I am allergic to dairy foods, so I find the American obsession with cheese particularly vexing. Try to go to a restaurant and order something that doesn’t have cheese on it. Appetizers? Again, another ploy to make people fat, and food that definitely should be avoided. But say you worked out hard today and can handle an appetizer without going over your daily calorie budget. What are the choices? Potato skins, bruschetta, nachos, mozzarella sticks, all cheese, cheese, cheese. Most salads come with some kind of cheese, and when I find one that I think will not have cheese, but ask just to make sure, I’m always assured that they will be happy to put cheese on it. Many entrees that are not a good old hunk of meat, have cheese in some form – sprinkled on top, in a sauce, or mixed in with the other ingredients. Pasta, which I once thought was safe with its tomato-based sauce, will almost always have cheese sprinkled on top, and often added to the sauce.

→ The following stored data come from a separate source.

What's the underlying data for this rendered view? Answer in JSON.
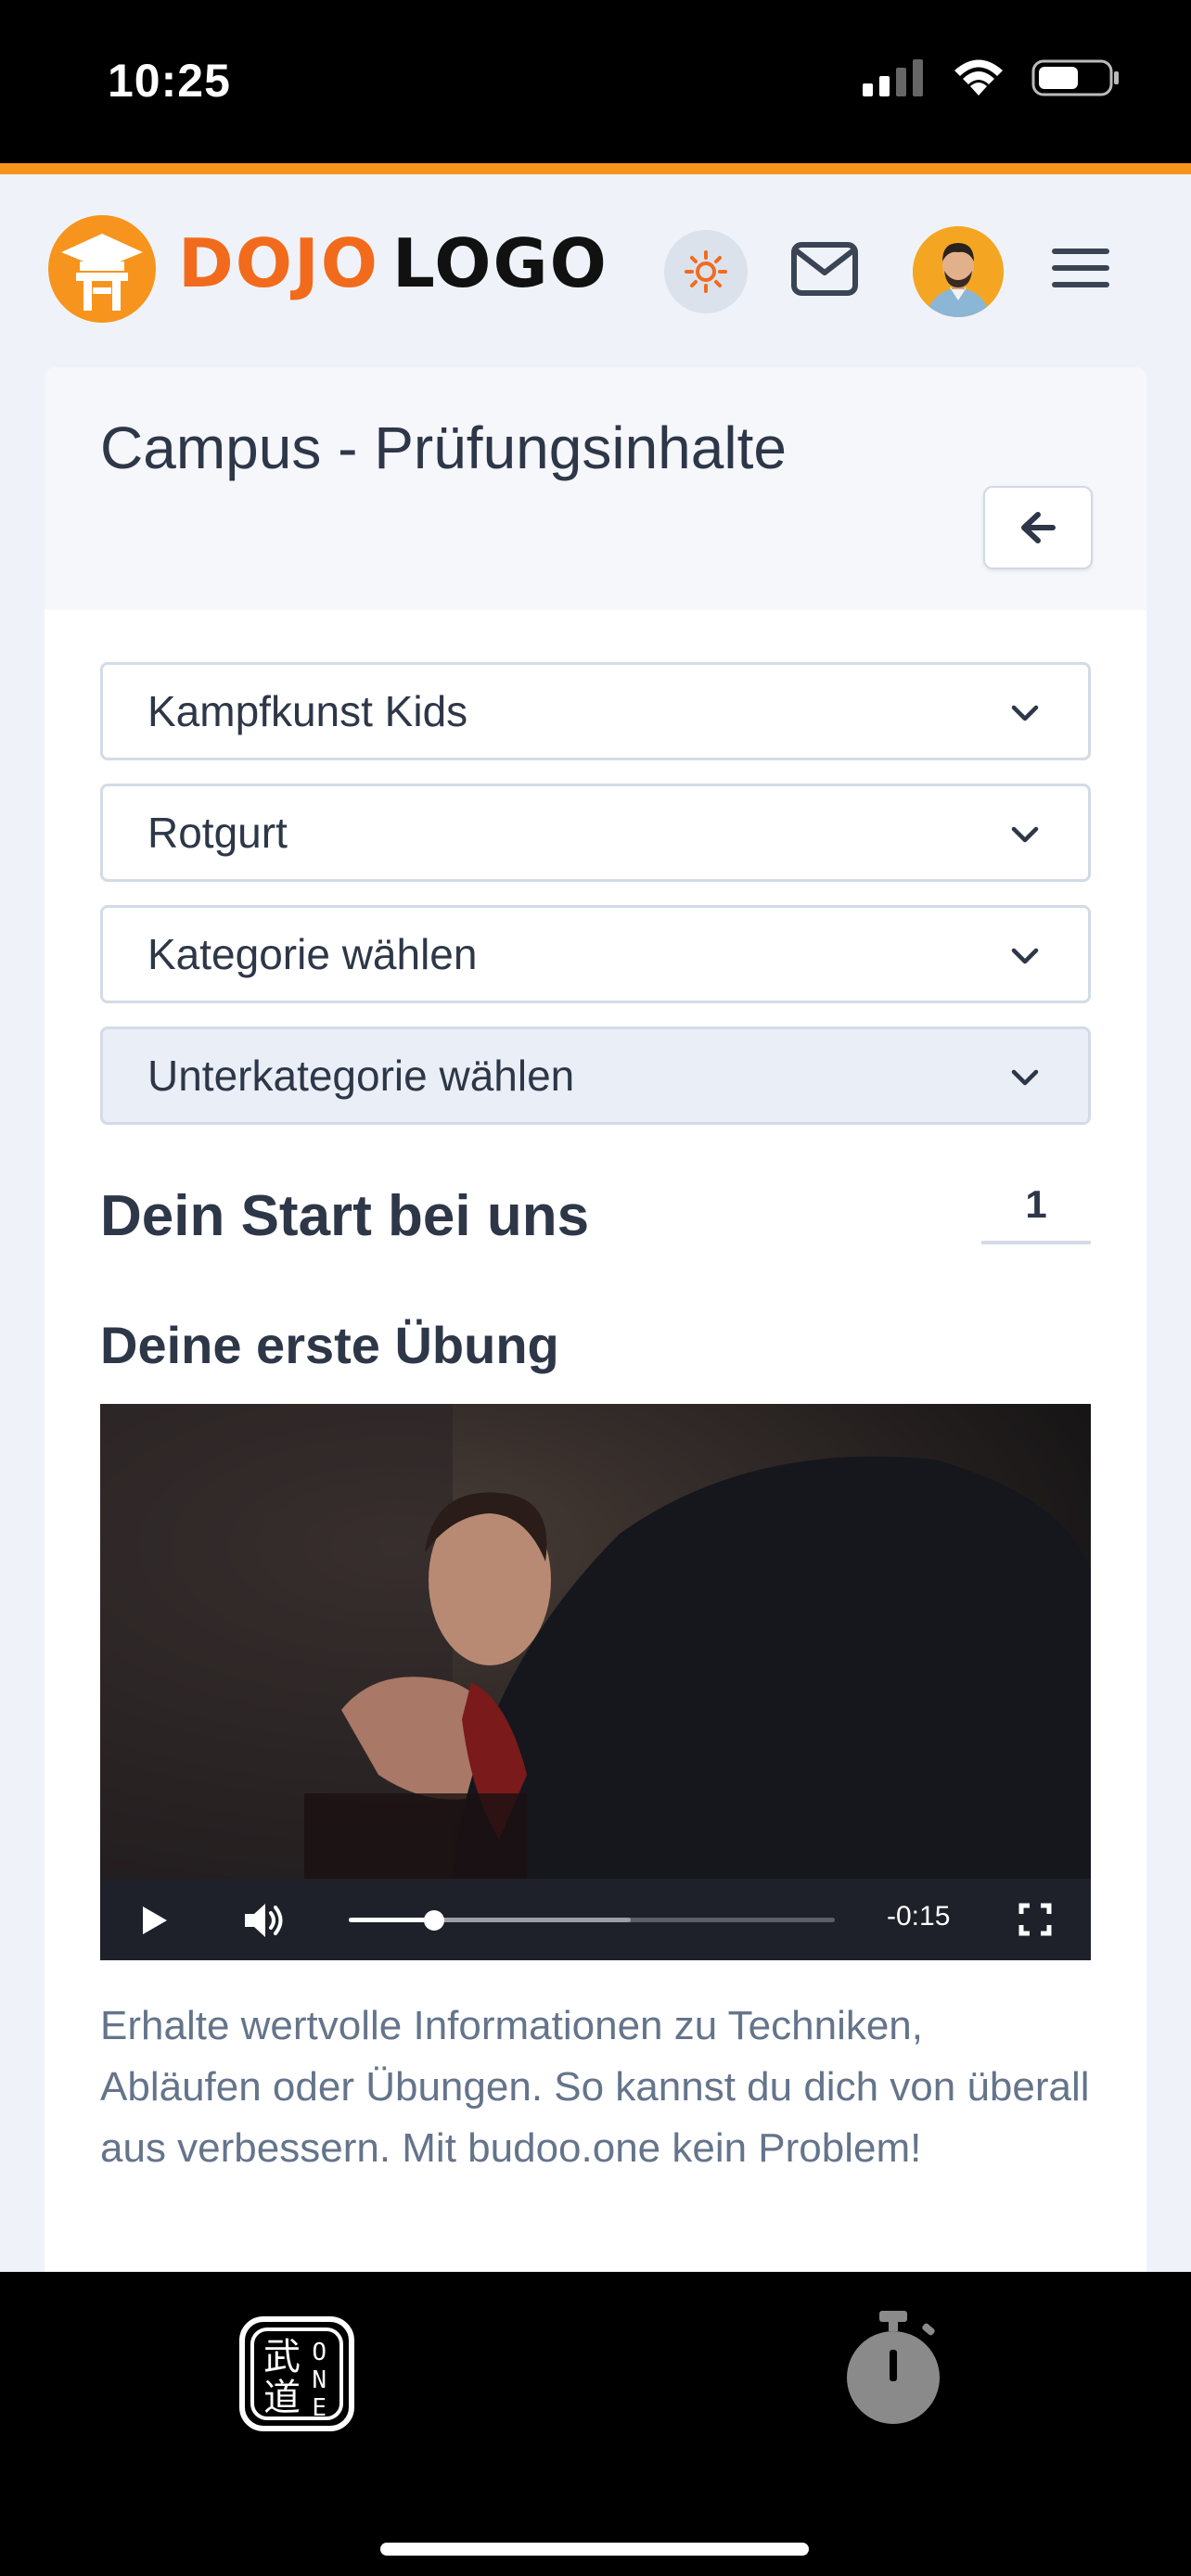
{
  "status_bar": {
    "time": "10:25",
    "icons": [
      "signal-icon",
      "wifi-icon",
      "battery-icon"
    ]
  },
  "brand": {
    "word1": "DOJO",
    "word2": "LOGO",
    "accent_color": "#f7941d",
    "logo_color": "#f26b1d"
  },
  "header": {
    "icons": [
      "sun-icon",
      "mail-icon",
      "avatar",
      "hamburger-menu-icon"
    ]
  },
  "page": {
    "title": "Campus - Prüfungsinhalte",
    "back_icon": "arrow-left-icon"
  },
  "filters": [
    {
      "value": "Kampfkunst Kids"
    },
    {
      "value": "Rotgurt"
    },
    {
      "value": "Kategorie wählen"
    },
    {
      "value": "Unterkategorie wählen"
    }
  ],
  "section": {
    "title": "Dein Start bei uns",
    "counter": "1"
  },
  "exercise": {
    "title": "Deine erste Übung",
    "video": {
      "time_remaining": "-0:15",
      "progress": 0.176,
      "buffered": 0.58
    },
    "description": "Erhalte wertvolle Informationen zu Techniken, Abläufen oder Übungen. So kannst du dich von überall aus verbessern. Mit budoo.one kein Problem!"
  },
  "tabbar": {
    "tabs": [
      {
        "icon": "budoo-one-icon",
        "text": "O N E"
      },
      {
        "icon": "stopwatch-icon"
      }
    ]
  }
}
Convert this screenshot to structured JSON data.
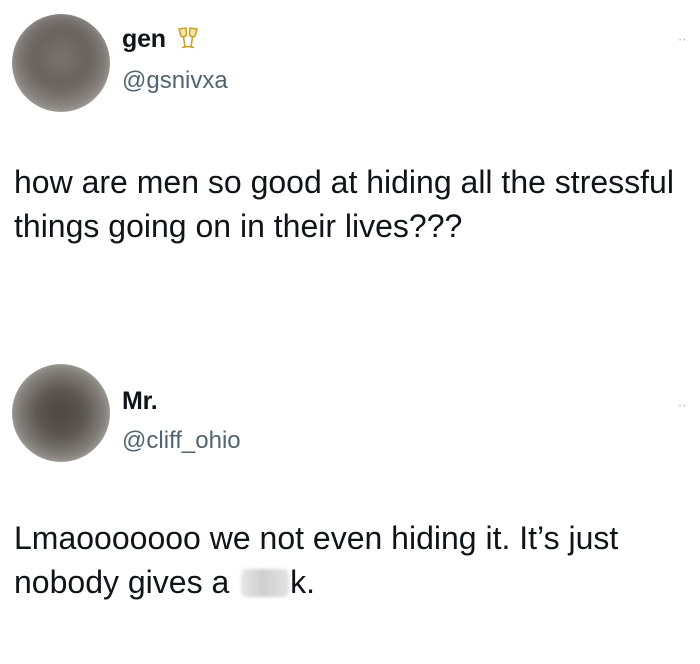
{
  "tweets": [
    {
      "display_name": "gen",
      "name_emoji_icon": "champagne-glasses-icon",
      "handle": "@gsnivxa",
      "more_label": "··",
      "text": "how are men so good at hiding all the stressful things going on in their lives???"
    },
    {
      "display_name": "Mr.",
      "handle": "@cliff_ohio",
      "more_label": "··",
      "text_before": "Lmaooooooo we not even hiding it. It’s just nobody gives a ",
      "text_after": "k."
    }
  ]
}
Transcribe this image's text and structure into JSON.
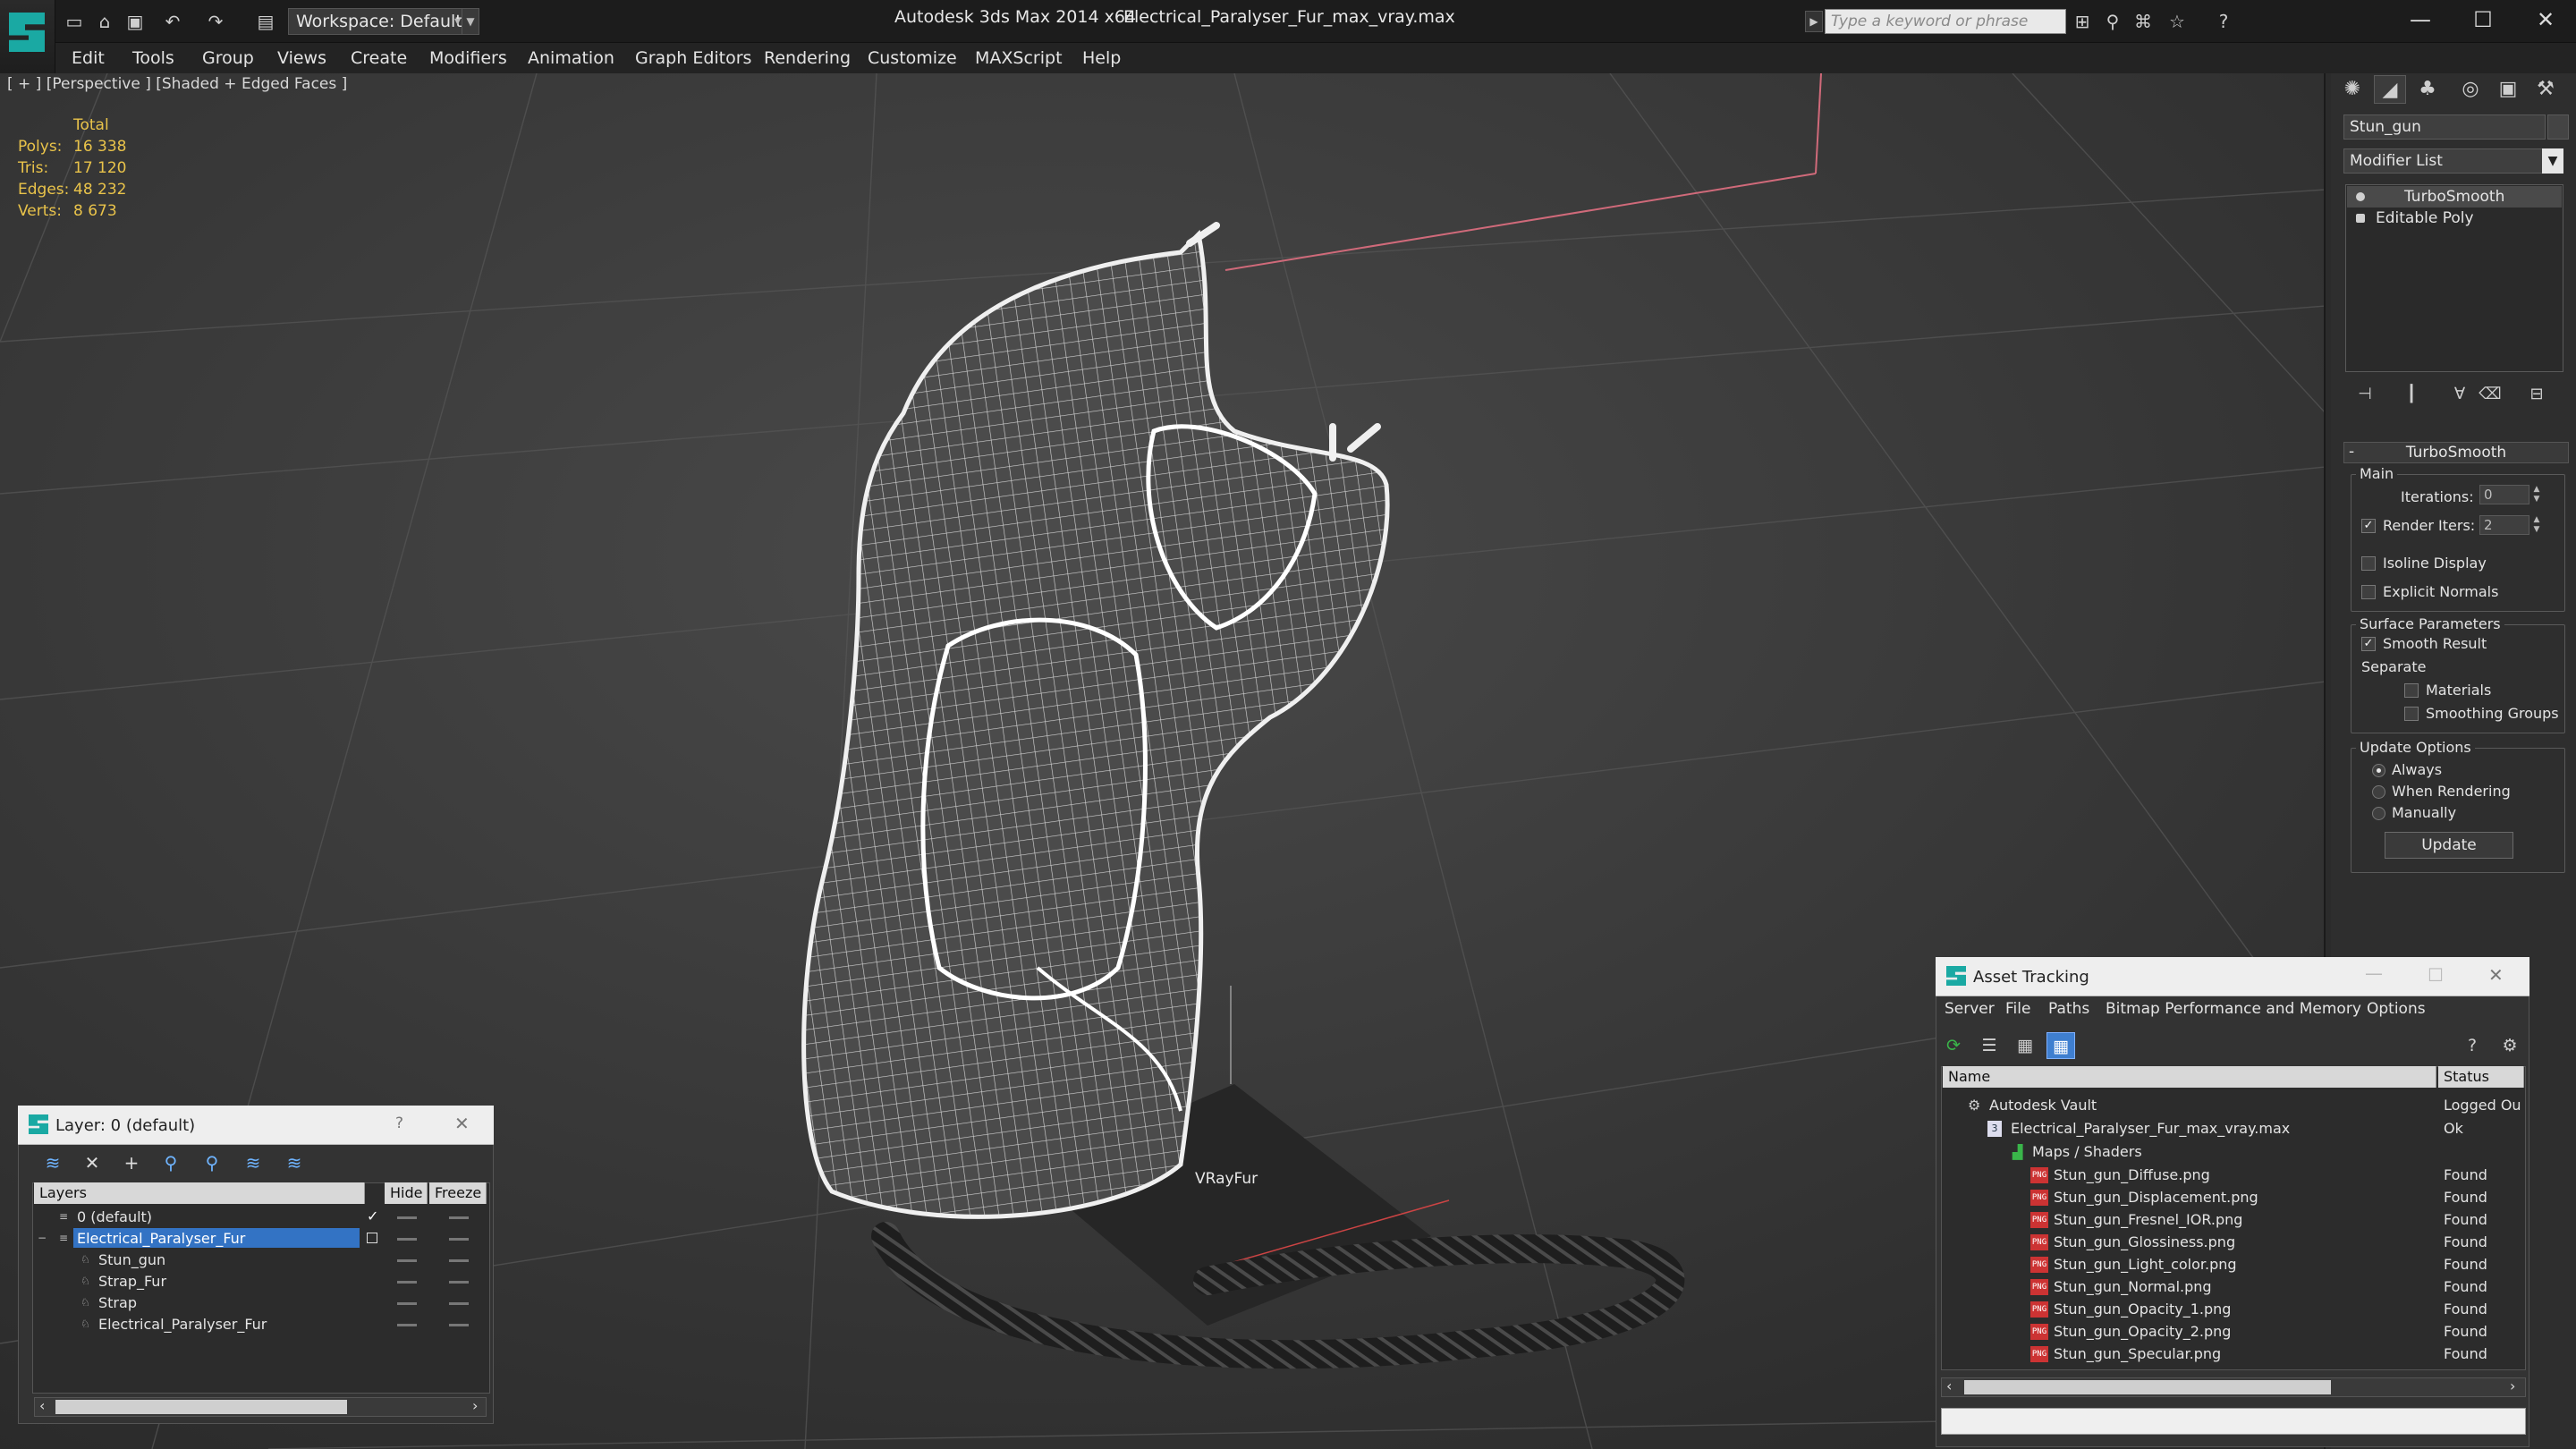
{
  "titlebar": {
    "app_title": "Autodesk 3ds Max  2014 x64",
    "file_name": "Electrical_Paralyser_Fur_max_vray.max",
    "workspace": "Workspace: Default",
    "search_placeholder": "Type a keyword or phrase",
    "minimize": "—",
    "maximize": "☐",
    "close": "✕"
  },
  "menu": [
    "Edit",
    "Tools",
    "Group",
    "Views",
    "Create",
    "Modifiers",
    "Animation",
    "Graph Editors",
    "Rendering",
    "Customize",
    "MAXScript",
    "Help"
  ],
  "viewport": {
    "label": "[ + ] [Perspective ] [Shaded + Edged Faces ]",
    "stats_header": "Total",
    "stats": [
      {
        "label": "Polys:",
        "value": "16 338"
      },
      {
        "label": "Tris:",
        "value": "17 120"
      },
      {
        "label": "Edges:",
        "value": "48 232"
      },
      {
        "label": "Verts:",
        "value": "8 673"
      }
    ],
    "helper_label": "VRayFur"
  },
  "command_panel": {
    "object_name": "Stun_gun",
    "modifier_list": "Modifier List",
    "stack": [
      "TurboSmooth",
      "Editable Poly"
    ],
    "rollout_title": "TurboSmooth",
    "main_group": "Main",
    "iterations_label": "Iterations:",
    "iterations_value": "0",
    "render_iters_label": "Render Iters:",
    "render_iters_value": "2",
    "isoline_label": "Isoline Display",
    "explicit_normals_label": "Explicit Normals",
    "surface_group": "Surface Parameters",
    "smooth_result_label": "Smooth Result",
    "separate_label": "Separate",
    "materials_label": "Materials",
    "smoothing_groups_label": "Smoothing Groups",
    "update_group": "Update Options",
    "always_label": "Always",
    "when_rendering_label": "When Rendering",
    "manually_label": "Manually",
    "update_button": "Update"
  },
  "layer_dialog": {
    "title": "Layer: 0 (default)",
    "help": "?",
    "close": "✕",
    "columns": [
      "Layers",
      "Hide",
      "Freeze"
    ],
    "rows": [
      "0 (default)",
      "Electrical_Paralyser_Fur",
      "Stun_gun",
      "Strap_Fur",
      "Strap",
      "Electrical_Paralyser_Fur"
    ],
    "check": "✓"
  },
  "asset_dialog": {
    "title": "Asset Tracking",
    "close": "✕",
    "menu": [
      "Server",
      "File",
      "Paths",
      "Bitmap Performance and Memory",
      "Options"
    ],
    "columns": [
      "Name",
      "Status"
    ],
    "rows": [
      {
        "name": "Autodesk Vault",
        "status": "Logged Ou"
      },
      {
        "name": "Electrical_Paralyser_Fur_max_vray.max",
        "status": "Ok"
      },
      {
        "name": "Maps / Shaders",
        "status": ""
      },
      {
        "name": "Stun_gun_Diffuse.png",
        "status": "Found"
      },
      {
        "name": "Stun_gun_Displacement.png",
        "status": "Found"
      },
      {
        "name": "Stun_gun_Fresnel_IOR.png",
        "status": "Found"
      },
      {
        "name": "Stun_gun_Glossiness.png",
        "status": "Found"
      },
      {
        "name": "Stun_gun_Light_color.png",
        "status": "Found"
      },
      {
        "name": "Stun_gun_Normal.png",
        "status": "Found"
      },
      {
        "name": "Stun_gun_Opacity_1.png",
        "status": "Found"
      },
      {
        "name": "Stun_gun_Opacity_2.png",
        "status": "Found"
      },
      {
        "name": "Stun_gun_Specular.png",
        "status": "Found"
      }
    ],
    "png_badge": "PNG"
  },
  "colors": {
    "accent": "#1aa9a3",
    "selection": "#3373c4",
    "stats": "#e9c34a"
  }
}
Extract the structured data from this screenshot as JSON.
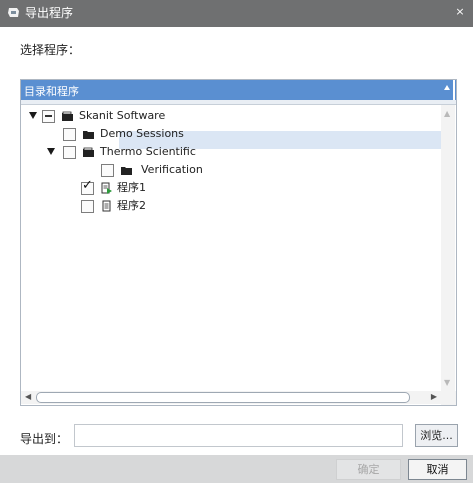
{
  "window": {
    "title": "导出程序",
    "close_glyph": "×"
  },
  "prompt": "选择程序：",
  "panel": {
    "header": "目录和程序"
  },
  "tree": {
    "root": "Skanit Software",
    "demo": "Demo Sessions",
    "thermo": "Thermo Scientific",
    "verification": "Verification",
    "program1": "程序1",
    "program2": "程序2"
  },
  "export": {
    "label": "导出到：",
    "value": "",
    "browse": "浏览..."
  },
  "buttons": {
    "ok": "确定",
    "cancel": "取消"
  },
  "icons": {
    "app": "export-app-icon",
    "folder": "folder-icon",
    "open_folder": "open-folder-icon",
    "program": "program-file-icon",
    "program_alt": "program-file-alt-icon"
  },
  "colors": {
    "titlebar": "#6f7071",
    "panel_header": "#5a8fd1",
    "selection": "#dbe6f4",
    "footer": "#d7d8d9"
  }
}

Try this experiment – try to go a week, a month or a year without eating cheese. Recently others have parlayed this trend into literary achievements, by choosing to behave a certain way or go without something for a year, then writing about it.  A.J. Jacobs wrote The Year of Living Biblically, a hilarious recounting of his year spent living as closely as possible to Biblical rules. Sara Bongiorni wrote A Year Without Made in China, in which the author and her family spent a year (with much difficulty) trying to only purchase items that were not made in China.

Start by doing this: go to a restaurant. Try to order an appetizer, entrée and dessert that do not include cheese (including cream cheese – no cheesecake for you!) Then try it in a fast-food restaurant – this gets more difficult. Then a pizza restaurant.  Okay, you can have cheese on the pizza, but not more than once a week, and no extra cheese, no cheese crust, and no bread sticks (they are usually sprinkled with cheese). Do this repeatedly. After awhile, you’ll feel fatigued from asking if (insert menu item here) has cheese on it, and fending off aggressive server’s attempts to add cheese for you. Then go another week, and another. Do the same at home – no cheese and nachos, no cheese on salad, no mac and cheese, ravioli, “Hot pockets”, pizza pockets,  and so on. If you tend to be on the overweight side, I bet you’ll start to notice a dip on the scale, without making any other changes in your lifestyle, except for going cheese-free.  Post your comments on the no-cheese challenge and how it affected you.